The embezzling tin foil-peddlers are obviously bad, but the damage they’re doing is miniscule in comparison to the free housing organizations. We’ve given these organizations hundreds of millions of dollars to build glorified crack houses where dozens of people die from overdose each month on the taxpayers’ dime.
It wasn’t always like this. Gov. Newsom signed SB 1380 into law in 2016, which stipulated housing nonprofits could no longer receive state funding if they attached sobriety and recovery requirements to housing. At the time, homelessness numbers in California had surpassed 120,000, and most housing nonprofits didn’t allow active drug abuse.
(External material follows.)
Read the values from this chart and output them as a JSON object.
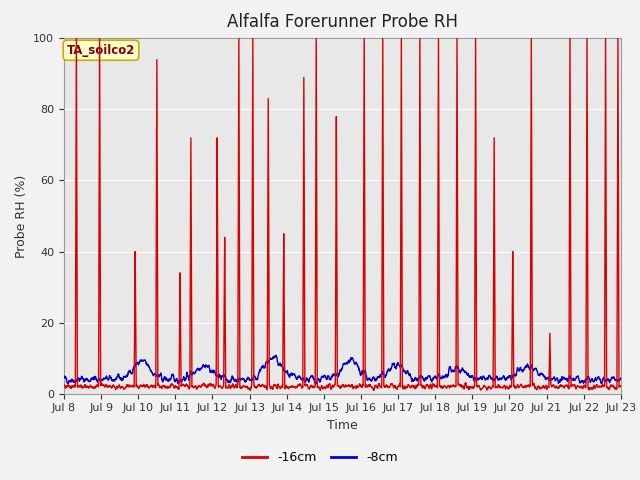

SB 1380 was enacted so nonprofits would be forced to open their doors to everyone and therefore lower the official homeless population. However, the homeless population has since climbed to a whopping 181,000, and the overdose death rate in San Francisco has more than tripled. This measure not only failed to reduce homelessness, but it cultivated a billion-dollar industry of prolonging active addiction.
With these terrible outcomes and increased public scrutiny, some nonprofits are being investigated:
• In February, J&J Community Resource Center was nabbed for double billing, submitting false invoices, and seeking reimbursements from the city for cigars, alcohol, and motorcycle rentals.
• In April, the nonprofit Homerise — one of the city’s largest “homeless housing” providers with tens of millions in public contracts — was caught misusing millions in taxpayer funds on huge pay raises and lavish spending that was earmarked to help the homeless. While maintaining a vacancy rate as high as 30 percent at some of their drug-infested properties, management handed out bonuses and maintained a whopping 118 company credit cards.
• In November 2022, the FBI was called to investigate the United Council of Human Relations, one of the city’s many corrupt nonprofits, after discovering extensive criminal activity, and the city has since barred it from receiving future contracts. We can only hope that this is the first domino out of many more to fall on a federal level, and San Francisco can soon start anew with a focus on mental health and addiction treatment.
Our experiment with neo-harm reduction and housing-first for the mentally ill and addicted has failed; more important, those suffering from such afflictions have suffered the most. A new direction is far past due, and given the recent election results in March in which several moderate measures were passed in San Francisco and statewide with Proposition 1, the majority of voters clearly agrees.